Storing protected health information (PHI) data
Please check with your supervisor before you store any PHI data on Fred Hutch systems as your data set may have compliance requirements that would not allow you to store the data on any of the existing systems. In almost all cases you should be working with de-identified data which can be stored on any of the above storage systems. If you require to store PHI data you should only use systems that support 1. Encryption at rest (e.g. on the hard drive), 2. Encryption in transit (e.g. through the network) and 3. access auditing (a systems log who accessed a file what time). Also, PHI can only be stored on systems that are approved by ISO.
This is an overview of supported features:
|Feature||Secure File||Fast File||Economy File||OneDrive|
|Encryption at Rest||-||-||X||X|
|Encryption in Transit||X||-||X||X|
|Approved for PHI by ISO||Yes||No||Yes||pending|
Storage Allocation and Costs
Please see an overview of file allocation amounts, features and costs on Centernet. For expenses charged for your group for data storage in these systems, please see the storage chargeback portal. This portal also displays the amount of data in TB that is stored in each location for each Investigator.
Note: You can typically access the monthly billing information during the first 10 days of every month
There are several options available at the Fred Hutch for storing data in a database system. These supported systems span a wide range of services to meet the various needs of Fred Hutch researchers. These include REDCap (supported by Collaborative Data Services based in PHS), MSSQL Server (supported by CIT Enterprise Application Services) and DB4Sci (aka MyDB, supported by SciComp, and provides access to four database engine types including Postgres, MariaDB (MySQL), MongoDB, and Neo4j).
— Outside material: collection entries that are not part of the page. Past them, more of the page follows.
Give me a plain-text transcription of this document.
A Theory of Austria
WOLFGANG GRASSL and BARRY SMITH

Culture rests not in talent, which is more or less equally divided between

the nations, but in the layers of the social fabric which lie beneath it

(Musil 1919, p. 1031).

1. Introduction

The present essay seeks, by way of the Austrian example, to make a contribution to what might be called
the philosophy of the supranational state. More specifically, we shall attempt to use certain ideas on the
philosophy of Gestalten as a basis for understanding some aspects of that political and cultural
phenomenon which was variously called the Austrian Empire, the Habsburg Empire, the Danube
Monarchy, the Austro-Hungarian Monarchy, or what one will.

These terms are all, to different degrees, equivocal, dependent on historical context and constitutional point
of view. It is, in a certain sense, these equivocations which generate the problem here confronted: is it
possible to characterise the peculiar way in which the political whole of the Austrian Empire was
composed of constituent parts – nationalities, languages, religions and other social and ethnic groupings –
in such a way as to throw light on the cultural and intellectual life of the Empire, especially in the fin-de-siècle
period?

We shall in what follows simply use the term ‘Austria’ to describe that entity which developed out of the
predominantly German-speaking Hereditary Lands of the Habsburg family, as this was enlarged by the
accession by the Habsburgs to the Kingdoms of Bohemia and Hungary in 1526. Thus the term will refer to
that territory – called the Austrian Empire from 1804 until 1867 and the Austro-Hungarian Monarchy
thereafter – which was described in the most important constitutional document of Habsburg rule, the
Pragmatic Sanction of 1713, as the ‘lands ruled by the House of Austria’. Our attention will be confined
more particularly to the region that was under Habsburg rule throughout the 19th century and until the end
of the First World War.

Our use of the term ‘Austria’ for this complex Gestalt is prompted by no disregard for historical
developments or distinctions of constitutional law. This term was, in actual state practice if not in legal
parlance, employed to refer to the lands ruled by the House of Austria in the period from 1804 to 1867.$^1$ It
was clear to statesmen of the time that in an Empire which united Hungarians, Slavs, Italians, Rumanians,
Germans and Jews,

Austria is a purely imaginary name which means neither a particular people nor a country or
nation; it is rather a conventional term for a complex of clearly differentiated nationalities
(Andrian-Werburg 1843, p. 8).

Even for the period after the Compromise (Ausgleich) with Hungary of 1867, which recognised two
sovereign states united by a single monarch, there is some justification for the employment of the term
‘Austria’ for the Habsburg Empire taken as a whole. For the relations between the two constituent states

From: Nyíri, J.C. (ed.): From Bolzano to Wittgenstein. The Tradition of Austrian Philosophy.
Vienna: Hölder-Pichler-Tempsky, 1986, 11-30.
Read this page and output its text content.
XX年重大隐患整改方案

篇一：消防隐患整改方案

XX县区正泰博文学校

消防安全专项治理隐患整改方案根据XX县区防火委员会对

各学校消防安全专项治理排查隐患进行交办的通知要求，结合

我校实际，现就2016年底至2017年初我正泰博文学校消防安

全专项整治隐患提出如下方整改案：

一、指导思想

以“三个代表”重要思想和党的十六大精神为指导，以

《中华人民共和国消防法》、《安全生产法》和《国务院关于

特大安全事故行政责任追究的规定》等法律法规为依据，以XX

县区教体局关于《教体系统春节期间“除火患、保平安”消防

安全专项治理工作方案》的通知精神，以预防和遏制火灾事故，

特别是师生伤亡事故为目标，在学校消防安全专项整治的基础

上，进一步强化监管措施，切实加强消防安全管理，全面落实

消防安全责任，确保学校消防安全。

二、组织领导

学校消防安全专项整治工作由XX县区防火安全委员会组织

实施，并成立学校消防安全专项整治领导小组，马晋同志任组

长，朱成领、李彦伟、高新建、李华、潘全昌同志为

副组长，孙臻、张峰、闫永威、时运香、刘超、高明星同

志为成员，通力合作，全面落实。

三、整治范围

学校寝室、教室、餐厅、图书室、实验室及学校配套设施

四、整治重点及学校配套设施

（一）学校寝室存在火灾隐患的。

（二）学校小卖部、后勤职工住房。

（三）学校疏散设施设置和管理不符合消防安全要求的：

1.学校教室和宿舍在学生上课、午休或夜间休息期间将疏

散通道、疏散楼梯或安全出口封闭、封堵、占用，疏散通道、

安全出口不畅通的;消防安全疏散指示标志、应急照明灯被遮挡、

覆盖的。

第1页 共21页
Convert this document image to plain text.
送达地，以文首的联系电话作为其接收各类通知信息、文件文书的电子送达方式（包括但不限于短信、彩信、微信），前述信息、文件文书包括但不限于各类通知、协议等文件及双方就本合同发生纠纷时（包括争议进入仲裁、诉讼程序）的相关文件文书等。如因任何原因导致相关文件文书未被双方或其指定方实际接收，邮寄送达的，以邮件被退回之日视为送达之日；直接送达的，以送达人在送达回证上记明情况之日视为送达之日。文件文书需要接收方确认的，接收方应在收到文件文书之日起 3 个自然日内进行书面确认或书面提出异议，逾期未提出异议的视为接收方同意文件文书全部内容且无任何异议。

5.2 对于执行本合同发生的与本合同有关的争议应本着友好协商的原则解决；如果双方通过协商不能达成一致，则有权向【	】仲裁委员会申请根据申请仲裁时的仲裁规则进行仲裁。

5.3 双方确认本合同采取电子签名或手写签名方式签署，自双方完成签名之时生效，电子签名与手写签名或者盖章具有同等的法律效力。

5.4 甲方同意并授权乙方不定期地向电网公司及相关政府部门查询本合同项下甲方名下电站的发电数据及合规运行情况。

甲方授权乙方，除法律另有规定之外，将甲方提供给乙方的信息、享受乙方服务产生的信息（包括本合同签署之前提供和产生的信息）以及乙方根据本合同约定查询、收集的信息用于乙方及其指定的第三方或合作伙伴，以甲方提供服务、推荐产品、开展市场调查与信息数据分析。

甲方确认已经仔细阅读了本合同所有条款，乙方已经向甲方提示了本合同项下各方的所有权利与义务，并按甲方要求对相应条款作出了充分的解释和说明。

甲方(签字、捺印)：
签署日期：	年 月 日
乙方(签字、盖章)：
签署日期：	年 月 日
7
File storage keeps your data on disks and allows access to your data using familiar tools you’re used to: Unix commands like
rm, browser tools like Windows Explorer or OSX’s Finder (to browse drives mapped to your local workstation), and most common Bioinformatic tools. These storage systems are similar to the hard drive on your computer, just typically larger and faster.
Object storage systems scale better in capacity and performance and are much cheaper to operate than traditional file storage systems. Cloud computing depends very much on object storage systems such as Amazon’s AWS S3. There are a number of features and benefits of object storage systems, such as better sharing of data and much better handling of meta data (e.g. annotations). At Fred Hutch we use object storage predominantly for very large files (e.g. BAM files) and for archiving purposes.
The scratch file system is a file storage system that works differently than the systems intended for long term data storage. It is maintained by SciComp for temporary storage of research data during active analysis. This is a large, high-performance storage system. It is not designed to be as available or as robust as the home or fast file systems (these features were traded for lower cost and greater volume)- that said, it has shown itself to be quite reliable and reasonably fault tolerant.
These storage systems have capabilities allowing you to share data with people outside the Hutch, with or without a HutchNet ID. These include Aspera and OneDrive.